The EU data protection body called for a greater integration of the GDPR where the regulations overlap on governing children’s safety online. It said it welcomed the publication of the European Commission’s draft guidelines last month, which provided “very clear and practical recommendations on what measures providers of online platforms should take to improve the security, safety and privacy of minors”.  

The EDPB highlighted the crossover between the children’s online safety regime and data protection, saying that “the safety and security of children online is a major and growing concern that must be balanced with the need to respect the privacy and the protection of personal data of all internet users, including children”.  

The EDPB emphasised that the DSA said it was intended to complement “in particular the GDPR and the ePrivacy Directive”.  

The EDPB then pointed to examples where the commission could reference the GDPR requirements on protecting children online.  

Examples

“We propose to generally discourage the use of algorithmic age estimation because of the current high rates of false positives and negatives, and the significant degree of interference with users’ fundamental right to data protection.” 

“Important to flag that providers will also have obligations pursuant to the GDPR in terms of assessing risk of a service and that compliance with these guidelines does not obviate a controller from their data protection compliance obligations, e.g. having to carry out a DPIA.” 
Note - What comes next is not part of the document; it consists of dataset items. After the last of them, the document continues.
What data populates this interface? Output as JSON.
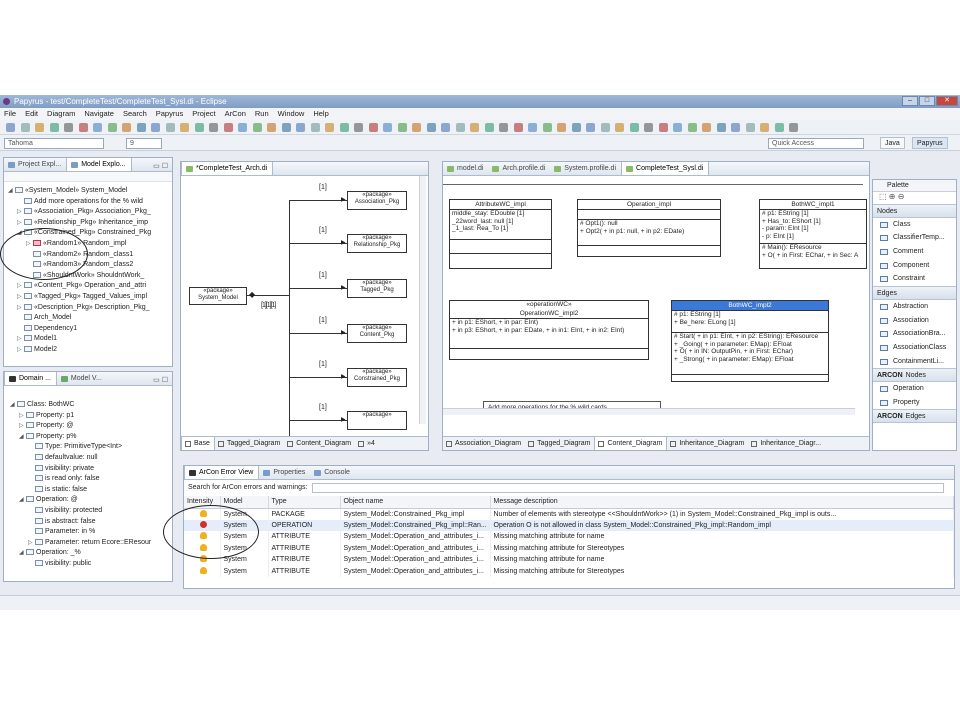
{
  "window": {
    "title": "Papyrus - test/CompleteTest/CompleteTest_Sysl.di - Eclipse",
    "controls": [
      "–",
      "□",
      "✕"
    ]
  },
  "menu": [
    "File",
    "Edit",
    "Diagram",
    "Navigate",
    "Search",
    "Papyrus",
    "Project",
    "ArCon",
    "Run",
    "Window",
    "Help"
  ],
  "toolbar2": {
    "font": "Tahoma",
    "size": "9",
    "quick_access": "Quick Access",
    "persp_java": "Java",
    "persp_papyrus": "Papyrus"
  },
  "model_explorer": {
    "tab1": "Project Expl...",
    "tab2": "Model Explo...",
    "items": [
      {
        "label": "«System_Model» System_Model",
        "indent": 0,
        "tw": "◢"
      },
      {
        "label": "Add more operations for the % wild",
        "indent": 1,
        "tw": ""
      },
      {
        "label": "«Association_Pkg» Association_Pkg_",
        "indent": 1,
        "tw": "▷"
      },
      {
        "label": "«Relationship_Pkg» Inheritance_imp",
        "indent": 1,
        "tw": "▷"
      },
      {
        "label": "«Constrained_Pkg» Constrained_Pkg",
        "indent": 1,
        "tw": "◢"
      },
      {
        "label": "«Random1» Random_impl",
        "indent": 2,
        "tw": "▷",
        "red": true
      },
      {
        "label": "«Random2» Random_class1",
        "indent": 2,
        "tw": ""
      },
      {
        "label": "«Random3» Random_class2",
        "indent": 2,
        "tw": ""
      },
      {
        "label": "«ShouldntWork» ShouldntWork_",
        "indent": 2,
        "tw": ""
      },
      {
        "label": "«Content_Pkg» Operation_and_attri",
        "indent": 1,
        "tw": "▷"
      },
      {
        "label": "«Tagged_Pkg» Tagged_Values_impl",
        "indent": 1,
        "tw": "▷"
      },
      {
        "label": "«Description_Pkg» Description_Pkg_",
        "indent": 1,
        "tw": "▷"
      },
      {
        "label": "Arch_Model",
        "indent": 1,
        "tw": ""
      },
      {
        "label": "Dependency1",
        "indent": 1,
        "tw": ""
      },
      {
        "label": "Model1",
        "indent": 1,
        "tw": "▷"
      },
      {
        "label": "Model2",
        "indent": 1,
        "tw": "▷"
      }
    ]
  },
  "domain": {
    "tab1": "Domain ...",
    "tab2": "Model V...",
    "items": [
      {
        "label": "Class: BothWC",
        "indent": 0,
        "tw": "◢"
      },
      {
        "label": "Property: p1",
        "indent": 1,
        "tw": "▷"
      },
      {
        "label": "Property: @",
        "indent": 1,
        "tw": "▷"
      },
      {
        "label": "Property: p%",
        "indent": 1,
        "tw": "◢"
      },
      {
        "label": "Type: PrimitiveType<Int>",
        "indent": 2,
        "tw": ""
      },
      {
        "label": "defaultvalue: null",
        "indent": 2,
        "tw": ""
      },
      {
        "label": "visibility: private",
        "indent": 2,
        "tw": ""
      },
      {
        "label": "is read only: false",
        "indent": 2,
        "tw": ""
      },
      {
        "label": "is static: false",
        "indent": 2,
        "tw": ""
      },
      {
        "label": "Operation: @",
        "indent": 1,
        "tw": "◢"
      },
      {
        "label": "visibility: protected",
        "indent": 2,
        "tw": ""
      },
      {
        "label": "is abstract: false",
        "indent": 2,
        "tw": ""
      },
      {
        "label": "Parameter: in %",
        "indent": 2,
        "tw": ""
      },
      {
        "label": "Parameter: return Ecore::EResour",
        "indent": 2,
        "tw": "▷"
      },
      {
        "label": "Operation: _%",
        "indent": 1,
        "tw": "◢"
      },
      {
        "label": "visibility: public",
        "indent": 2,
        "tw": ""
      }
    ]
  },
  "arch_editor": {
    "tab": "*CompleteTest_Arch.di",
    "system_box": "«package»\nSystem_Model",
    "packages": [
      "«package»\nAssociation_Pkg",
      "«package»\nRelationship_Pkg",
      "«package»\nTagged_Pkg",
      "«package»\nContent_Pkg",
      "«package»\nConstrained_Pkg",
      "«package»"
    ],
    "mult": "[1]",
    "bottom_tabs": [
      "Base",
      "Tagged_Diagram",
      "Content_Diagram",
      "»4"
    ]
  },
  "sysl_editor": {
    "tabs": [
      "model.di",
      "Arch.profile.di",
      "System.profile.di",
      "CompleteTest_Sysl.di"
    ],
    "classes": {
      "attr_wc": {
        "name": "AttributeWC_impl",
        "attrs": [
          "middle_stay: EDouble [1]",
          "_22word_last: null [1]",
          "_1_last: Rea_To [1]"
        ]
      },
      "op_impl": {
        "name": "Operation_impl",
        "ops": [
          "# Opt1(): null",
          "+ Opt2( + in p1: null, + in p2: EDate)"
        ]
      },
      "bothwc1": {
        "name": "BothWC_impl1",
        "attrs": [
          "# p1: EString [1]",
          "+ Has_to: EShort [1]",
          "- param: EInt [1]",
          "- p: EInt [1]"
        ],
        "ops": [
          "# Main(): EResource",
          "+ O( + in First: EChar, + in Sec: A"
        ]
      },
      "opwc2": {
        "stereo": "«operationWC»",
        "name": "OperationWC_impl2",
        "ops": [
          "+ in p1: EShort, + in par: EInt)",
          "+ in p3: EShort, + in par: EDate, + in in1: EInt, + in in2: EInt)"
        ]
      },
      "bothwc2": {
        "name": "BothWC_impl2",
        "attrs": [
          "# p1: EString [1]",
          "+ Be_here: ELong [1]"
        ],
        "ops": [
          "# Start( + in p1: EInt, + in p2: EString): EResource",
          "+ _Going( + in parameter: EMap): EFloat",
          "+ O( + in IN: OutputPin, + in First: EChar)",
          "+ _Strong( + in parameter: EMap): EFloat"
        ]
      }
    },
    "comment": "Add more operations for the % wild cards.",
    "bottom_tabs": [
      "Association_Diagram",
      "Tagged_Diagram",
      "Content_Diagram",
      "Inheritance_Diagram",
      "Inheritance_Diagr..."
    ]
  },
  "palette": {
    "title": "Palette",
    "sections": [
      {
        "name": "Nodes",
        "items": [
          "Class",
          "ClassifierTemp...",
          "Comment",
          "Component",
          "Constraint"
        ]
      },
      {
        "name": "Edges",
        "items": [
          "Abstraction",
          "Association",
          "AssociationBra...",
          "AssociationClass",
          "ContainmentLi..."
        ]
      },
      {
        "name": "Nodes",
        "items": [
          "Operation",
          "Property"
        ],
        "arcon": true
      },
      {
        "name": "Edges",
        "items": [],
        "arcon": true
      }
    ]
  },
  "error_view": {
    "tabs": [
      "ArCon Error View",
      "Properties",
      "Console"
    ],
    "search_label": "Search for ArCon errors and warnings:",
    "columns": [
      "Intensity",
      "Model",
      "Type",
      "Object name",
      "Message description"
    ],
    "rows": [
      {
        "sev": "warn",
        "model": "System",
        "type": "PACKAGE",
        "obj": "System_Model::Constrained_Pkg_impl",
        "msg": "Number of elements with stereotype <<ShouldntWork>> (1) in System_Model::Constrained_Pkg_impl is outs..."
      },
      {
        "sev": "err",
        "model": "System",
        "type": "OPERATION",
        "obj": "System_Model::Constrained_Pkg_impl::Ran...",
        "msg": "Operation O is not allowed in class System_Model::Constrained_Pkg_impl::Random_impl"
      },
      {
        "sev": "warn",
        "model": "System",
        "type": "ATTRIBUTE",
        "obj": "System_Model::Operation_and_attributes_i...",
        "msg": "Missing matching attribute for name"
      },
      {
        "sev": "warn",
        "model": "System",
        "type": "ATTRIBUTE",
        "obj": "System_Model::Operation_and_attributes_i...",
        "msg": "Missing matching attribute for Stereotypes"
      },
      {
        "sev": "warn",
        "model": "System",
        "type": "ATTRIBUTE",
        "obj": "System_Model::Operation_and_attributes_i...",
        "msg": "Missing matching attribute for name"
      },
      {
        "sev": "warn",
        "model": "System",
        "type": "ATTRIBUTE",
        "obj": "System_Model::Operation_and_attributes_i...",
        "msg": "Missing matching attribute for Stereotypes"
      }
    ]
  }
}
“Article 28 (1) DSA is intended to provide protection to minors, and not for all kinds of commercial purposes. The measures in question should therefore be considered in that specific framework. Given the circumstance that the feedback from minors in the context of recommender systems is intended to protect minors against certain unwanted and / or inappropriate content, the EDPB is of the opinion that such information may not be used for the (commercial) purpose of (fine-tuning) personalised (targeted) advertisements to minors, or to enrich the user profile for commercial purposes.” 

“We consider that more clarity is needed on ‘’interoperable one-stop-shop tools’’. We believe that children must be able to ‘object’ against the use of a tool by a guardian if such is in the best interest of the child. (For example, when a parent is abusive towards a child, the child should take action against the use of any tools for guardians). This would also be in line with the spirit of article 15(4) GDPR.” 

The EDPB said the commission should highlight that all measures adopted by providers of online platforms to comply with article 28 should also comply with the GDPR, and that data protection authorities are the only competent authorities to assess such compliance. The comments further said that the guidelines should “reference the importance of cooperation between all competent regulators and authorities” to ensure that article 28 DSA and the GDPR requirements were applied “in a consistent and coherent manner”. 

The EDPB said it plans to publish additional guidance in the context of its children’s guidelines and the interplay between GDPR and DSA. 

The European Commission did not respond to a request for comment.